MANTZOUKAS: [laughs]

OFFERMAN: It seems to me you would at least give it a chance. Once we made our first six-episode pilot we were in it. We were in the business and suddenly we were susceptible to the ratings and public opinion. And that’s why we felt incredible lucky that we came back after that first six episodes because I think we were very much on the bubble.

MANTZOUKAS: For sure. Just knowing you during that time, there was such a back and forth about you getting on that show, and once it hit, you exploded. Ron Swanson became a real movement, which was very satisfying to watch.

OFFERMAN: Yeah it was pretty fascinating, being a pretty strange character actor.

MANTZOUKAS: A very strange character actor.

OFFERMAN: Thank you for qualifying that.

MANTZOUKAS: I don’t know if a lot of people know this, but if you want to see Nick Offerman’s dick on screen you can watch the television show Deadwood on HBO. Am I correct—you are featured naked on that show?

OFFERMAN: That is relatively accurate. I think I have a Union suit around my ankles and a pretty solid layer of mud on my entire person. And since you’ve gone to the trouble of pointing us in that direction, I will mention that we did two takes of that scene and the other take was about 5/8 of an inch better. There was a problem with the sound.

MANTZOUKAS: Ah, that’s heartbreaking. But there are going to be a lot of people who read this that are going to rush right out just to see Ron Swanson’s dick, really.

OFFERMAN: I imagine we’ll see an uptake in DVD sales.

MANTZOUKAS: Do yourself a favor, everybody, and watch the whole series. It’s really terrific.

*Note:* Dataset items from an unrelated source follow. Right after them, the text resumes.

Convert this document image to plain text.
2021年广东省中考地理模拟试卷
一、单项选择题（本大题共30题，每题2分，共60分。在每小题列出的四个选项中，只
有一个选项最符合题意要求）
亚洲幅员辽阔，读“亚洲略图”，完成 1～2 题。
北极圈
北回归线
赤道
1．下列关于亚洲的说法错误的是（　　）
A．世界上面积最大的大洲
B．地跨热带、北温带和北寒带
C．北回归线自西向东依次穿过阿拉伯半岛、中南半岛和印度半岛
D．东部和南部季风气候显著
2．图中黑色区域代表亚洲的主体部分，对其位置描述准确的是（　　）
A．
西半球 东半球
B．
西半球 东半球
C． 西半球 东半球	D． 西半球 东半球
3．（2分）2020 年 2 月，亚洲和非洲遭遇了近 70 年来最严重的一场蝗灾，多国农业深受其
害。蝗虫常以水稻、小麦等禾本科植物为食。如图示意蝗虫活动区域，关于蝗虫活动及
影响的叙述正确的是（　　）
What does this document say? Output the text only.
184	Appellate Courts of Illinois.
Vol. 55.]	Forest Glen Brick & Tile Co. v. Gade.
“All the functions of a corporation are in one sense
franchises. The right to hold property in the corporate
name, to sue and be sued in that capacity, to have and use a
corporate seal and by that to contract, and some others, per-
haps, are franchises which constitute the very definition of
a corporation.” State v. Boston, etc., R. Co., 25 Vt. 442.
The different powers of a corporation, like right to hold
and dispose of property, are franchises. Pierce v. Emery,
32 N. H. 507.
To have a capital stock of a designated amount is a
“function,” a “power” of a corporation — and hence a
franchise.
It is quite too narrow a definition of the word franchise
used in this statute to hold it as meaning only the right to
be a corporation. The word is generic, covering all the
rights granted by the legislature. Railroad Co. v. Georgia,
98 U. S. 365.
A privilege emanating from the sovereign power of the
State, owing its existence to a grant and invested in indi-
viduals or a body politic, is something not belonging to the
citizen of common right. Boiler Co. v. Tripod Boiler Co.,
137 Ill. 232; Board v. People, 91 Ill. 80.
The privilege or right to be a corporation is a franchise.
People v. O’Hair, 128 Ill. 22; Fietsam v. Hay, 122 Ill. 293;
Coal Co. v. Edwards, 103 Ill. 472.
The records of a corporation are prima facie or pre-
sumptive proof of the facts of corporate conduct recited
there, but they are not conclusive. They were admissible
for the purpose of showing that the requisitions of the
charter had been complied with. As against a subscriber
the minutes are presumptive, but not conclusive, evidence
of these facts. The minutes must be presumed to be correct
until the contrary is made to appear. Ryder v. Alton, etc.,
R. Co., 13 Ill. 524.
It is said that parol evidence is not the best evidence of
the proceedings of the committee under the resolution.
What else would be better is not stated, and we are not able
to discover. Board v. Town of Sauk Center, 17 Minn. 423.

OFFERMAN: It is. There are few better. We’re both at the estimable United Talent Agency. We share some agents with whom we’re deeply enamored and every time I have an idea that I want to develop and I ask our agents, “Can I see if Jason can do this?” they, like stern parents, say, “No, Jason won’t be coming out to play for quite some time. He has a lot of homework to finish.” I’m aware that you always have a few different hats to wear as a writer besides all the acting work you’re doing, and I’m wondering what you’ve recently written or what you’re working on that’s got you excited?

MANTZOUKAS: Right now I’m excited about a couple of things. I’m writing a television show for Showtime that is loosely autobiographical. It’s kind of like my life as it was when I met you in New York. At that time I had just gotten out of a 10-year relationship and was trying to figure out just how to exist in the world. Something that is in the complete opposite direction, Rob Corddry and our friends Jesse Falcon and Brian Huskey are writing a pilot for Adult Swim that is in that same kind of absurdist dark world [as Children‘s Hospital]. I don’t want to say too much about it, but it’s basically the most fucked up children’s show you can imagine.

OFFERMAN: That’s the first I’m hearing of that and that’s titillating.

MANTZOUKAS: And it stars Huskey, in his most Huskey, deranged, impotent-rage persona.

OFFERMAN: There’s just nobody that does pederast like that guy. He’s got the goods.

MANTZOUKAS: [laughs] That’s the pull-quote for Huskey. I’m pretty excited about that. And I wrote a movie last year that I’m trying to put together now to direct next year. But if you want to work on a project, let’s do it. What do you want do?

OFFERMAN: Well there’s a few things that I’m going to need your assistance with.

MANTZOUKAS: Happily.

OFFERMAN: I’m afraid even mentioning them publicly. They’re very ripe for theft.

MANTZOUKAS: Of course. We’ll talk about them over a steak.

OFFERMAN: One is a serial killer masseuse.

MANTZOUKAS: Is it called Rubbed Down/Rubbed Out?

OFFERMAN: [laughs] That’s what I’m talking about.

MANTZOUKAS: I’m already at work.

THE LEAGUE IS CURRENTLY IN ITS SIXTH SEASON AND AIRS WEDNESDAYS ON FXX.